つい先日、某企業の採用担当の方と話をした。その方は今、「困っている」という。
何に困ってるのかをお聞きすると、先日の飲み会で、「できれば働きたくない」という若手がそれなりの数いた、というのだ。
そんなこともあるのか、と思ったら、働きたくない若者が3割に上る、との調査もあるらしい。
「働きたくない」若者3割、「モーレツ社員」「企業戦士」という言葉を知らない――電通総研の就労意識調査
電通総研は8月13日、働く若者の就労への意識を調べた「若者×働く」調査の結果を発表した。「企業戦士」や「モーレツ社員」という言葉はを知っていた若者は2~3割にとどまっていたほか、「できれば働きたくない」と思っている若者は3割に上った。(ITmedia)
「それで、なぜ困っているのか」と質問するとその方は、
「働きたくないなどと言う人を何故雇ったのか。職場のモチベーションが下がる。採用はどうなっているんだ」と、上の人から叱られたという。
その方は「まったく、何でも採用のせいにするのはかんべんして欲しい」と嘆息した。
思うに、そこには2つの問題が潜んでいる。
1,「できれば働きたくない」という人が、職場全体に悪影響を与えるのか?
2.「できれば働きたくない」という人を事前に見抜くことはできなかったのか?
1.は会社として大きな問題かもしれない。「ひとつの腐ったリンゴが樽全体をダメにする」という英語の諺があるが、モチベーションが低い社員が問題行動を起こすことで、職場全体の生産性が下がる可能性がある。
Googleなどの「優良企業」と呼ばれる会社でも「腐ったリンゴ」は問題視されている。元CEOのエリック・シュミットは著書※1の中で、次のように述べる。
会社の気質は、そこで働く人々の総和だ。だから、素晴らしい気質の会社を作りたければ、従業員に同じ気質を求めなければならない。(中略)

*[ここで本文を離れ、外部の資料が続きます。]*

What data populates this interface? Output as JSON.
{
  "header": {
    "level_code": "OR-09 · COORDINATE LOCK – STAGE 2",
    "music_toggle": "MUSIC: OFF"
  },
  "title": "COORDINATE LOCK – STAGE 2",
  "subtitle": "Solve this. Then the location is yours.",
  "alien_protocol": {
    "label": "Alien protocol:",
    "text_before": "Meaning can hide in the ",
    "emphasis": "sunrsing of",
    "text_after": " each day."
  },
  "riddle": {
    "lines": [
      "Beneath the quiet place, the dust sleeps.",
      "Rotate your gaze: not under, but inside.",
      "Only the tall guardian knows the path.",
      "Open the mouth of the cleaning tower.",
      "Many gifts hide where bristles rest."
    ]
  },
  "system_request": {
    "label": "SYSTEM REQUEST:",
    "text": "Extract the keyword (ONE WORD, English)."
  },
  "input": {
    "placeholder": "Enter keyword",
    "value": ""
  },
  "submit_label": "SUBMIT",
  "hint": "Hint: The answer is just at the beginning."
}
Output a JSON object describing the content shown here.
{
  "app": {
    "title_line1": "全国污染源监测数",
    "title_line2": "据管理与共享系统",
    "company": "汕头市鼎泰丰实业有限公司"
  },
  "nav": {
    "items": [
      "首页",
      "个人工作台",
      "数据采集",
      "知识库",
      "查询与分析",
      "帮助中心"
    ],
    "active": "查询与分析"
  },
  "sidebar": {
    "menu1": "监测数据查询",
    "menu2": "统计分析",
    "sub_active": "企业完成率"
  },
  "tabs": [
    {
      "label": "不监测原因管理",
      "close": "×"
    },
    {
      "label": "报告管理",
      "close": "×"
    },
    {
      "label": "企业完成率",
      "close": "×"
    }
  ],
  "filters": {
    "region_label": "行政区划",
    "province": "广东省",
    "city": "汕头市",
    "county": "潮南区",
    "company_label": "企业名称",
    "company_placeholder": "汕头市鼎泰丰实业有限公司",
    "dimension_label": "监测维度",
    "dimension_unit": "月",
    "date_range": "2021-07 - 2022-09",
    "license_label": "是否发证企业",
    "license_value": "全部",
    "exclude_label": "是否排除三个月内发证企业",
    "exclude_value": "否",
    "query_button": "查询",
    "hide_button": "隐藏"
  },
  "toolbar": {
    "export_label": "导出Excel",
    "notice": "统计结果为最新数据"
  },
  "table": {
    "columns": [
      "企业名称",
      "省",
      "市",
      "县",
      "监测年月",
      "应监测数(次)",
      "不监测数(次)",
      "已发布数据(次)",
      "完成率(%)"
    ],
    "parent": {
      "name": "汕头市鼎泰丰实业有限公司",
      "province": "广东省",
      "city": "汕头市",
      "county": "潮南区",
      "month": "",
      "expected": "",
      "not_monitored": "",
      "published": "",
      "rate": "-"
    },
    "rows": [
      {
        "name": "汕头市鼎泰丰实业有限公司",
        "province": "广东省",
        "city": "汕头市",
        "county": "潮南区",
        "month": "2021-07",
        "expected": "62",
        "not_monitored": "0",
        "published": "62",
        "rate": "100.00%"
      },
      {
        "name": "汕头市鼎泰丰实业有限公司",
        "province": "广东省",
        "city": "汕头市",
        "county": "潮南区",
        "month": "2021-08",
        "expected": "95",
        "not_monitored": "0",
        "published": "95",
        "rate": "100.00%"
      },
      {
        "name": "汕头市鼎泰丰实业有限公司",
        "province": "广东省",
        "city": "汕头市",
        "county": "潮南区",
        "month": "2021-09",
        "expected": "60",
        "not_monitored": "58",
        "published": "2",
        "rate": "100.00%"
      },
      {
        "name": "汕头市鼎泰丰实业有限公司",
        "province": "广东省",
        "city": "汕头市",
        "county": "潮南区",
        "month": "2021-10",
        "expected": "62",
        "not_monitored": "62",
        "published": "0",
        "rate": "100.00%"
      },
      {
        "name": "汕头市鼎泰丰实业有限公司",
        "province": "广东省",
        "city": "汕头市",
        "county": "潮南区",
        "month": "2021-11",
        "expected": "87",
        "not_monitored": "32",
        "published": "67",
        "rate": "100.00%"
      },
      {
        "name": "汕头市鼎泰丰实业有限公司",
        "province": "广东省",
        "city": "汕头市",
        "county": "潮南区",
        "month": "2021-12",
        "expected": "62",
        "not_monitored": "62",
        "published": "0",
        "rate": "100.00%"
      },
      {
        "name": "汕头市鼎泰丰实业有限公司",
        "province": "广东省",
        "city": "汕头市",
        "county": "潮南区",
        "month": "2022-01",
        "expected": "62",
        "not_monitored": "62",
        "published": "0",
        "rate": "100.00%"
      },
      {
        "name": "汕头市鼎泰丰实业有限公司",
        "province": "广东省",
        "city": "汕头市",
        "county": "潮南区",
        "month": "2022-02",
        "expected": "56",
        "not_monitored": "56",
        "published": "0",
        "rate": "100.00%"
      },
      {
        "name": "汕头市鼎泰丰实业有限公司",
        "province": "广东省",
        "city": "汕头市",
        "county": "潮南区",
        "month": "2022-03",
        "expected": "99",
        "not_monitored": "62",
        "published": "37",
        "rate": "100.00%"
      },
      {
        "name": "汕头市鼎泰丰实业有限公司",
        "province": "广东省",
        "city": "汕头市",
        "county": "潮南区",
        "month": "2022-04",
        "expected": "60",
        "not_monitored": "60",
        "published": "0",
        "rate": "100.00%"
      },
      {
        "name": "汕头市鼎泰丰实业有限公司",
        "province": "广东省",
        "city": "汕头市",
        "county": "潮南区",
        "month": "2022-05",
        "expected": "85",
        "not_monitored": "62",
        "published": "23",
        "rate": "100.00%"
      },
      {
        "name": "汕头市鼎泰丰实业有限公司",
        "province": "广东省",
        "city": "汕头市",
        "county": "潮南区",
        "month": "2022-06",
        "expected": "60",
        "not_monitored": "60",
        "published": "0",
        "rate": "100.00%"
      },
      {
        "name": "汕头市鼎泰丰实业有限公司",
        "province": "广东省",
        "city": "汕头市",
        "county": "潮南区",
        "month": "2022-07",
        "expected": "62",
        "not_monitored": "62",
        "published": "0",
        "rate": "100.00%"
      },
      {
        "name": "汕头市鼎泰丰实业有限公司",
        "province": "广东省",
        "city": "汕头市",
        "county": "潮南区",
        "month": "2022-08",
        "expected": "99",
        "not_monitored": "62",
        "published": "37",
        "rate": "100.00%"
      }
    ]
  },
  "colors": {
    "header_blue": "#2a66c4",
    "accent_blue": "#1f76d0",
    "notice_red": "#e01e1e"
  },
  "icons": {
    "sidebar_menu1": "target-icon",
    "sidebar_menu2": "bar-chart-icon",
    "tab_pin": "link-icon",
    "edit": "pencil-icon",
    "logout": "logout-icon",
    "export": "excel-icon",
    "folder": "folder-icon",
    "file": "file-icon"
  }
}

会社の基本的利益を犯すような人間には、毅然とした態度を取らなければならない
また、慶應大学の中室牧子氏は、著書※2の中で「問題児」がクラスに与える悪影響をこう述べる。
一人の問題児によって、一人の児童が新たな問題行動を起こす確率は17%も高くなると推計されている
企業での研究ではないが、問題行動を起こす人間の与える影響が少なくないことを示したデータだ。
つまり、この採用担当を叱責した上司が「やる気のない人間」を会社から排除することを重視しているのは、それなりに合理的な根拠があると言える。
「働きたくない、と発言した社員は、既に上に目をつけられています。まあ、彼らをやんわり退職に持っていくようにするしかないですね。」と彼は言う。
「そうですか」
「もちろん、採用したわれわれにも責任はあります。でも、これからは「働きたくない」なんていう可能性のある人を採用しないように、かなり対策していきます。」
その対策に興味があったので、私はそれを聞いた。
「でも、本音では働きたくない、という人をどうやって ふるい落とせばいいのでしょう。」
「今考えているのは、リクルーターの強化ですね。先輩などには本音を言いやすいですし、できるだけ「選考」と思われないように選考を進めようと思っています。
あとは、グループディスカッションのテーマを「働きたくない人をどうすべきか」にして、反応を見るとか、心理テストを活用するとか、色々とやりかたはあります。まあ、きちんとやればそんなに本音は隠せないですよ。」
「成果」のみならず「姿勢」も多くの企業にとっては大事なのだろう。また、学生と企業のイタチごっこが始まりそうだ。